A decretação da prisão de João Santana, o poderoso
marqueteiro das campanhas presidenciais de Luiz Inácio Lula da Silva e Dilma
Rousseff, é um dos desdobramentos mais graves de toda a Operação Lava Jato.
Embora a força-tarefa tenha enfatizado que seu trabalho, ao menos por ora, não
é investigar campanhas eleitorais, o nexo entre Santana e o desvio de dinheiro
da Petrobras para financiar a eleição de petistas salta aos olhos.

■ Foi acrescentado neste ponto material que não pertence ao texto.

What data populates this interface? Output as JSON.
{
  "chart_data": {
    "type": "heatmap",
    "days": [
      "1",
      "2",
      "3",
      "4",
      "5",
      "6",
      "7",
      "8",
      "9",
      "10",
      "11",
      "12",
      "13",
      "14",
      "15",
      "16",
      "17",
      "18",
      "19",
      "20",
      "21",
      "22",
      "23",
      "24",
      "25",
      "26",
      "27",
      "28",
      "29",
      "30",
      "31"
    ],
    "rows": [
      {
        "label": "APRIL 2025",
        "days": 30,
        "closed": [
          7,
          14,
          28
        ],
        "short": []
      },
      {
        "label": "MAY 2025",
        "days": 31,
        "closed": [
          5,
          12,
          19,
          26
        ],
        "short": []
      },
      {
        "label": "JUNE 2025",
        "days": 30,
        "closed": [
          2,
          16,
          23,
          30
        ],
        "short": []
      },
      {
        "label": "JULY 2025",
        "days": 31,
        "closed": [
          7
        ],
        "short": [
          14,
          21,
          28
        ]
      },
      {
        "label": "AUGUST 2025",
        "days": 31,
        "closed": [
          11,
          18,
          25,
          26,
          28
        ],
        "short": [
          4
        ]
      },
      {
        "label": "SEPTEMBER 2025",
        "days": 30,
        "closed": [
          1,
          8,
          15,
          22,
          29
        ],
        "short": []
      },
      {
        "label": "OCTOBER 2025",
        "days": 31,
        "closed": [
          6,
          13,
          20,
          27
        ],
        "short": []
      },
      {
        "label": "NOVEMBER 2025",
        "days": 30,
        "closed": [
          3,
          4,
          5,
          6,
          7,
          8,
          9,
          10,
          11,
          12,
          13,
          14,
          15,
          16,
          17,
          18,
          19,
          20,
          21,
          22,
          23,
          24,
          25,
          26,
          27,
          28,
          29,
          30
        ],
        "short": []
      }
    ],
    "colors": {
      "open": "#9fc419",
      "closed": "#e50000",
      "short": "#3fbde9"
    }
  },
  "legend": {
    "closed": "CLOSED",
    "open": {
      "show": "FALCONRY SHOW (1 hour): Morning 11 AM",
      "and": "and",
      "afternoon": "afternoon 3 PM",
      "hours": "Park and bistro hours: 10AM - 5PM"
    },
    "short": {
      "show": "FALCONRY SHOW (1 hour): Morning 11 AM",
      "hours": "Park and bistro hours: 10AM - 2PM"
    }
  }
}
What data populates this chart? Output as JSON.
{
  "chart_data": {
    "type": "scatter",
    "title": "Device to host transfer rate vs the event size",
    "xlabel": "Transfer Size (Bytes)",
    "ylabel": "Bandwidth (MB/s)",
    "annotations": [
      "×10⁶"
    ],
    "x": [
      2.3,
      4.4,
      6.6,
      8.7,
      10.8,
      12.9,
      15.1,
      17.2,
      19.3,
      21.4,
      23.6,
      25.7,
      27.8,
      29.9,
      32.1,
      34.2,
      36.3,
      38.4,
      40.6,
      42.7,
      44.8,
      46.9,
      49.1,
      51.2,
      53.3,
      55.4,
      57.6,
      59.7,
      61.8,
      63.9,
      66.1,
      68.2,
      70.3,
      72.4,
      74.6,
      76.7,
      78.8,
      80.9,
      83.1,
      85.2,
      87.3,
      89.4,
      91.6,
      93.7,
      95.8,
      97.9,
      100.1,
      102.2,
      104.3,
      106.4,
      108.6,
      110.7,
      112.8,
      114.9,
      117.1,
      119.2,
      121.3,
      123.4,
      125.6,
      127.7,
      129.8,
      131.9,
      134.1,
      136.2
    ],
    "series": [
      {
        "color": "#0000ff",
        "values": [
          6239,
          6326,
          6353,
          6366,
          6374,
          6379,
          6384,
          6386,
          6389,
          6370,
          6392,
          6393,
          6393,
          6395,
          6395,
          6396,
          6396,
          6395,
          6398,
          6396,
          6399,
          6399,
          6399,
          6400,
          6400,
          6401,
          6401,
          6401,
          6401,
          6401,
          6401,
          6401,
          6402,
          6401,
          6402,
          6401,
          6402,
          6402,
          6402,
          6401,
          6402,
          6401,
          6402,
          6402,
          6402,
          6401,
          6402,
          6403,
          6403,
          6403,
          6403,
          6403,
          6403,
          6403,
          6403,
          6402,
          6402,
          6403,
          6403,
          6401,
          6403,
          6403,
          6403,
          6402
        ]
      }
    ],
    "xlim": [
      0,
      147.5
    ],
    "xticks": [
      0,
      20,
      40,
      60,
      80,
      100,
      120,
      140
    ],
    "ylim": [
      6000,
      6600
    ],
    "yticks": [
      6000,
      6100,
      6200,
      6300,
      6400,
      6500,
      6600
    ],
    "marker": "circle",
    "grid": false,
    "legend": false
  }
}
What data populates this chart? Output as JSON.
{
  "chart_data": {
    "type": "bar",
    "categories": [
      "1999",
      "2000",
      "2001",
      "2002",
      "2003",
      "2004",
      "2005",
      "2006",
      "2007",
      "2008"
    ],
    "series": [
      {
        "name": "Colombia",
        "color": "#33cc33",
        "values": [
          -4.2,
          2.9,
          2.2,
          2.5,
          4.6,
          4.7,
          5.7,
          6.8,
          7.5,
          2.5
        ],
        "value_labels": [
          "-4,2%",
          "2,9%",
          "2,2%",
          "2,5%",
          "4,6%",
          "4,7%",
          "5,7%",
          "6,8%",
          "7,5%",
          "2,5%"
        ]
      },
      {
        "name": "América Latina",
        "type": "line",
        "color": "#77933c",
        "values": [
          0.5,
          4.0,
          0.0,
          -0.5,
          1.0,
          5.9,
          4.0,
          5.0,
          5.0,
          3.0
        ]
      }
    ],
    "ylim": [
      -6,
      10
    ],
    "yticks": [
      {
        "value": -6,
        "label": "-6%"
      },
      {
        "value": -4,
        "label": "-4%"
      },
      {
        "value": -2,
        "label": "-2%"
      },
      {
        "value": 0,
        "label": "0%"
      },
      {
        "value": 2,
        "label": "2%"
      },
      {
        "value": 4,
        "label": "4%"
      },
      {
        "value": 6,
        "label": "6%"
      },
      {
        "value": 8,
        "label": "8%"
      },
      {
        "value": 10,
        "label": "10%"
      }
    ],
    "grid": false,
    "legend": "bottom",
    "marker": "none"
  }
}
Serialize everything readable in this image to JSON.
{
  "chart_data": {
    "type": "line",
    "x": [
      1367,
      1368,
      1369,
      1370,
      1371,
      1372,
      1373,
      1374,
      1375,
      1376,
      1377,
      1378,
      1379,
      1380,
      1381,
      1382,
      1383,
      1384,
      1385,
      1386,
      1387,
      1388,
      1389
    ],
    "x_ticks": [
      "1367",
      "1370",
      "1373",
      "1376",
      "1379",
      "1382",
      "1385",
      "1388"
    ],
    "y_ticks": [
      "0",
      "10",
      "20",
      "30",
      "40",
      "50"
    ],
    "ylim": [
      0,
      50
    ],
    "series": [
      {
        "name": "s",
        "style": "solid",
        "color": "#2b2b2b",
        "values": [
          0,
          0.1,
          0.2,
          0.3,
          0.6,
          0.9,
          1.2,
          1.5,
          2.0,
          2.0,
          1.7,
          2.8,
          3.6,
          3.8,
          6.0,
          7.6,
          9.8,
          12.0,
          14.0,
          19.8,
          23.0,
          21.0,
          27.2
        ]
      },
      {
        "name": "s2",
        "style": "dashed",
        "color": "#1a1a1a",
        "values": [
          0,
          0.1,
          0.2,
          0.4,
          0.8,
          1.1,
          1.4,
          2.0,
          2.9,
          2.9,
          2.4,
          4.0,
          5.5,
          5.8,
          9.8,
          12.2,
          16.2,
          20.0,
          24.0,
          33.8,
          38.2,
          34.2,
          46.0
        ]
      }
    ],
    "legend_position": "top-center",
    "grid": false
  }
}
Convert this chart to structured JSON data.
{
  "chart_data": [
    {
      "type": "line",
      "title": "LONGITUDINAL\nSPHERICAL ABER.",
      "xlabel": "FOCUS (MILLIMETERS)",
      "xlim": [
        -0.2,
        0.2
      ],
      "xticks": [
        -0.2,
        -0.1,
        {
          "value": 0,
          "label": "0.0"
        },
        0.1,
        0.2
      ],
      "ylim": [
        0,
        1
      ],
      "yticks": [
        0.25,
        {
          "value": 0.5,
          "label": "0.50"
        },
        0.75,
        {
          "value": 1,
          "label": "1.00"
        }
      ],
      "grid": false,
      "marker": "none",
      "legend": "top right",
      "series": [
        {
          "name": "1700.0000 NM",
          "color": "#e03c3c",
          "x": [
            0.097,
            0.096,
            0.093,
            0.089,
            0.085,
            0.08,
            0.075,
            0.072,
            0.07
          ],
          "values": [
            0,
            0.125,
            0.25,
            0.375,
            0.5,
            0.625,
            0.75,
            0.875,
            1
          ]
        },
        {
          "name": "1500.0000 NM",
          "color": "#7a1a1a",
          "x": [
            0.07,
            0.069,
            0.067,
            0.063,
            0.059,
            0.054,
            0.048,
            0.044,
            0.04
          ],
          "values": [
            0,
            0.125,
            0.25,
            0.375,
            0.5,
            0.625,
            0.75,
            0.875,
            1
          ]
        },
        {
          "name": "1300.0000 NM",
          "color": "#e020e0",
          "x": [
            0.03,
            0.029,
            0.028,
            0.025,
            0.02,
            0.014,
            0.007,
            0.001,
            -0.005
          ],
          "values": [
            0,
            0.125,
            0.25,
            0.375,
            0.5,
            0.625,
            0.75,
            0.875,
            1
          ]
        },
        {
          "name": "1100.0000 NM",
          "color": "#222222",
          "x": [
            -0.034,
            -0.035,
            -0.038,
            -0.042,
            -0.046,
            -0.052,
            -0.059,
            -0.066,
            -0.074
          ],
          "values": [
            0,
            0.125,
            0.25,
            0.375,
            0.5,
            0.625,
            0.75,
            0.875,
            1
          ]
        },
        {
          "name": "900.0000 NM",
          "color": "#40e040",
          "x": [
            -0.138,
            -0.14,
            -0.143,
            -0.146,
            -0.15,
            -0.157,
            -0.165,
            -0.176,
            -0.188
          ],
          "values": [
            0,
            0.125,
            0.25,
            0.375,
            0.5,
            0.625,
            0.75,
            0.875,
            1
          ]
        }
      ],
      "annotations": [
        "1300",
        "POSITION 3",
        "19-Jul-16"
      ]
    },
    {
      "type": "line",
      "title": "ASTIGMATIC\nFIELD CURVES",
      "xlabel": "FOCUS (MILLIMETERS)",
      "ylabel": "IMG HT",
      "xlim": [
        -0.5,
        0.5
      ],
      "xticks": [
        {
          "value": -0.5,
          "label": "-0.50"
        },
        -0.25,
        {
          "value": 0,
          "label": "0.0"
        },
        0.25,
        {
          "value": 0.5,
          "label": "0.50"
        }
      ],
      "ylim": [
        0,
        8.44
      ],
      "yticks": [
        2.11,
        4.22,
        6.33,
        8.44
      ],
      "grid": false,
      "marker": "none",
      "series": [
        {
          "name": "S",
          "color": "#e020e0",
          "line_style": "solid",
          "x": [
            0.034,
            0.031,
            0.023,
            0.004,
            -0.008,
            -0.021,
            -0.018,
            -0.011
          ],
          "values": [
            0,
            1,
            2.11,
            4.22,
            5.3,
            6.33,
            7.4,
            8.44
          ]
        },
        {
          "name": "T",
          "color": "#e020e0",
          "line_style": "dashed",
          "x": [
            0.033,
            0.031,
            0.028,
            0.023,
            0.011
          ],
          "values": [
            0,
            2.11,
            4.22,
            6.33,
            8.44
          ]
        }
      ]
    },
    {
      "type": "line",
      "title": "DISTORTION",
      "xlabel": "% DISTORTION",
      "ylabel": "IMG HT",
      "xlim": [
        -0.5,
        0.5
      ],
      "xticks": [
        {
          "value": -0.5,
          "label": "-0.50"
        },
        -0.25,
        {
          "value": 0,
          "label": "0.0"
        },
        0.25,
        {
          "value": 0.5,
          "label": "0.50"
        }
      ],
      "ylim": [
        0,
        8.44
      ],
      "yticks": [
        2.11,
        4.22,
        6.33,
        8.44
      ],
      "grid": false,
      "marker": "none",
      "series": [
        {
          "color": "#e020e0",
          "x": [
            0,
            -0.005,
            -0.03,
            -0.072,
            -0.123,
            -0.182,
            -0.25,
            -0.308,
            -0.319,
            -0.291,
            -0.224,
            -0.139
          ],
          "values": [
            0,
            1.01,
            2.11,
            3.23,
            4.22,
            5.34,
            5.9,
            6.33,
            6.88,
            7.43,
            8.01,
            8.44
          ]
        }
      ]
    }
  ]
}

Seja lá que versão os magos da impostura a serviço do PT
inventarão agora para explicar o que fizeram Santana e seus encalacrados
clientes, o fato é que está por um fio a linha de defesa de Dilma a respeito da
lisura de sua campanha – ela insiste em que o financiamento da campanha
eleitoral foi considerado legal pelo Tribunal Superior Eleitoral e, por essa
razão, tudo o mais seria irrelevante. Tal alegação, como hoje está mais claro
do que nunca, faz troça da inteligência alheia e não pode ser aceita sem
ressalvas pela Justiça.
Batizada de “Operação Acarajé”, em alusão ao termo que
alguns investigados usavam para se referir à propina, a nova redada da Polícia
Federal teve como alvos João Santana e a Odebrecht. A empreiteira teria usado
empresas offshore para movimentar contas ocultas no exterior e depositar US$
7,5 milhões na conta de outra offshore, que seria do marqueteiro.
O dinheiro, pago em diversas parcelas entre 2012 e 2014,
seria proveniente da Petrobras e serviria para quitar despesas de campanhas do
PT de 2008 a 2012. O intermediário da transação seria Zwi Skornicki,
representante do estaleiro Keppel Fels, de Cingapura, que entre 2003 e 2009 fez
negócios com a Petrobras no valor total de US$ 6 bilhões. Skornicki, apontado
pelo ex-gerente da Petrobras Pedro Barusco como o operador do repasse de US$ 40
milhões para diretores da estatal e para o PT, foi um dos presos na operação.
O cerco a João Santana leva a Lava Jato a uma nova
dimensão. Atinge o estrategista das agressivas campanhas petistas das eleições
presidenciais de 2006 a 2014, que ajudaram a criar o clima de antagonismo que
hoje cinde o país. A cada novo sucesso de Santana, consolidava-se sua aura de
gênio eleitoral e, com ele, a lamentável certeza de que não se ganha eleição no
Brasil sem apelar ao marketing agressivo.
Foi assim que Santana amealhou notoriedade. É
inesquecível sua estratégia na eleição de 2014, que Dilma venceu depois de
agredir todos os seus adversários. A arrogância dos petistas ficou
especialmente clara nas palavras do marqueteiro, que declarou, um ano antes do
pleito, que “a Dilma vai ganhar no primeiro turno, em 2014, porque ocorrerá uma
antropofagia de anões” – uma referência aos outros candidatos. “Eles vão se
comer, lá embaixo, e ela, sobranceira, vai planar no Olimpo”, arrematou
Santana, talvez movido pela confiança de quem sabia que a campanha petista
tinha enorme vantagem sobre as demais porque podia contar com a incalculável
pecúnia proveniente da roubalheira na Petrobras.
Como se sabe, no entanto, o prognóstico do confiante
Santana não se confirmou – Dilma teve de apelar às táticas de atemorização do
marqueteiro para vencer um duro segundo turno. O custo desse sucesso imoral
está sendo pago em dolorosas prestações até hoje, na forma de grande
impopularidade.
Enquanto isso, Santana continuou a posar de guru dos
candidatos “progressistas” latino-americanos. No momento em que se expediu o mandado
de prisão contra o marqueteiro, ele estava na República Dominicana, onde
coordenava a campanha à reeleição do companheiro Danilo Medina, que desde
sempre contou com o apoio de Lula e cujo governo, logo após uma visita do
chefão petista em 2013, entregou uma obra de R$ 2 bilhões à Odebrecht, com
crédito do BNDES.
Medina provavelmente terá de encontrar outro marqueteiro,
porque o poderoso Santana, principal conselheiro tanto de Dilma como de Lula em
momentos de crise, tem contas a acertar com a Justiça. Desde já, porém, pode-se
dizer que a importância do avanço da Lava Jato contra Santana não está nos
apuros desse personagem, e sim na evidência inapelável de que, nas campanhas
eleitorais petistas, “fazer o diabo” não era mera força de expressão.